Cette litanie de chiffres donne le tournis mais elle illustre une composante essentielle de notre présent : la distance dans l’espace s’est rétrécie. « Plus nous saturons l’espace, plus nous désertons le temps » écrit Régis Debray. Notre zone de déplacements s’est considérablement amplifiée mais le moindre délai devient insupportable.
En un siècle, du vélo à l’avion, tout s’est inversé : on démultiplie les délocalisations tout en pulvérisant les calendriers et les agendas. Le temps long, celui des saisons et des générations, s’efface au profit d’un espace planétaire, devenu, pour certains, lui-même étriqué. Demain Mars ? Nous perdons le sens de la durée. La mémoire et le continuum des générations s’estompent. Mais, avec les sites, les mails et le direct et permanent, nous habitons, en coprésence constante avec les autres, tout l’espace du monde. « Les morts s’éloignent, les vivants se rapprochent » dit encore Debray.
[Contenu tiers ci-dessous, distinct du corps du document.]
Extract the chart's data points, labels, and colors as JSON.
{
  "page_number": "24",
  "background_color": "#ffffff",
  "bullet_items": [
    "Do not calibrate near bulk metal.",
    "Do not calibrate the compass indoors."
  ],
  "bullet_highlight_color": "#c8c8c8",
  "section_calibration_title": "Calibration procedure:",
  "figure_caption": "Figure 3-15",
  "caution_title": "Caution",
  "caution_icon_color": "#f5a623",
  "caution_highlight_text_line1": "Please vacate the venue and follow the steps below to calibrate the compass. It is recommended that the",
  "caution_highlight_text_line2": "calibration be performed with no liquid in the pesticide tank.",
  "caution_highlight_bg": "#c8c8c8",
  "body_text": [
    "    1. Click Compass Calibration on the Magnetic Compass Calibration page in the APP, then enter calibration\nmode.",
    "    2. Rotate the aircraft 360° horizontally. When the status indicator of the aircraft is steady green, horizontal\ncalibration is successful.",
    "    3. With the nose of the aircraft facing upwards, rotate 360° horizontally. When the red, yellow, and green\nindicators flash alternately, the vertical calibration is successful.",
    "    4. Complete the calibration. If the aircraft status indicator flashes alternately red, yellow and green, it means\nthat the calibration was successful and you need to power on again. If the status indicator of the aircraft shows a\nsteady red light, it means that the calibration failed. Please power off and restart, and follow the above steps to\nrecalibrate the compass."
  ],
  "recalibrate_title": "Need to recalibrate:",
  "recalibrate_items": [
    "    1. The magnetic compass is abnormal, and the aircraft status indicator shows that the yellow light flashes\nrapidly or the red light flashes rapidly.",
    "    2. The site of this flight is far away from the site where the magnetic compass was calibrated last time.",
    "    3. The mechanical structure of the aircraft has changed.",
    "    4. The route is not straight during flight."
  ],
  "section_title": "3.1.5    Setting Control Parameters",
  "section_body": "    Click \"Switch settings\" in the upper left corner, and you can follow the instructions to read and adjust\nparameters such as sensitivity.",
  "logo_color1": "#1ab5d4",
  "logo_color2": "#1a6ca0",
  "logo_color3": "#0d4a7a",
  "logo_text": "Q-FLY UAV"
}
Un des aspects les plus significatifs de cette obsession communicante s’incarne dans l’injonction au voyage, l’obligation du bougisme, comme, jadis, le voyage en Orient s’imposait à celui qui se voulait écrivain. Il faut désormais avoir « fait » son selfie devants les temples d’Angkor, sur la croisière au fil du Nil, dans l’effervescence de Times Square ou pendant la randonnée à Saint-Jacques. Et qui oserait remettre en cause les splendeurs des Khmers, la magie de la Haute-Égypte ou la spiritualité des chemins espagnols ? Plus encore, après la conquête par le mouvement ouvrier des congés payés, le développement des compagnies low-cost, malgré le désastreux bilan carbone, la massification des perches à selfies devant les grandes œuvres, ou le coût à la baisse des city-trip « all-in », qui oserait interdire aux plus modestes de découvrir enfin les beautés du monde et la diversité des cultures ?
Il y a, me semble-t-il, un paradoxe majeur dans cet enthousiasme planétaire au voyage. Comme le pharmakon antique, il recèle autant un poison qu’un remède pour toutes ces terres que l’on voudrait sans frontières. Côté vertus, il ouvre sur le monde, fait tourner des économies locales, élargit l’esprit, intensifie la rencontre ou célèbre l’hospitalité. « Voyager, c’est découvrir que tout le monde a tort » écrivait Aldous Huxley. Pas besoin de faire son Nicolas Bouvier ou son Sylvain Tesson pour vite ressentir les frissons et les parfums de l’aventure, même au coin de la rue. Versant vices, les hordes de touristes saccagent les sites, polluent les espaces, désenchantent la magie des lieux ou cautionnent des régimes autocratiques. Sans oublier une empreinte écologique assassine et une uniformisation des modes de vie « à l’occidentale ».
Cette ambivalence du voyageur, je l’ai ressentie intensément lors d’une visite au camp d’extermination d’Auschwitz-Birkenau, à quelques kilomètres de Cracovie. Des dizaines et des dizaines de cars, des groupes de jeunes, assis sur les pelouses, grignotant leurs sandwichs, des fast-foods, des hôtels, des boutiques souvenirs avec des magnets à l’effigie des camps… qui enserrent les lieux d’une des plus terribles ignominies de l’histoire, la mort programmée et planifiée du peuple juif, des Tziganes, des homosexuels, des opposants politiques et des malades mentaux.
J’avais découvert avec effroi et sidération la Shoah un matin glacé d’avril 1980 dans une Pologne figée sous le joug du général Jaruzelski qui peinait à réprimer Solidarnosc. Quel immense contraste avec les visites minutées des tours-operators et les poses « esthétisantes » des jeunes sur les rails de Bikernau postées sur Facebook. On ne peut que se réjouir de l’affluence des nouvelles générations et de l’ampleur du devoir de mémoire. Mais, en même temps, un profond malaise m’a envahi devant cette commercialisation de l’horreur et cette banalisation du mal, qui brouillent la réalité, blasent certains esprits ou déconnectent de l’histoire. Ambiguïté, fondamentale du voyageur, tout à la fois voyeur et témoin.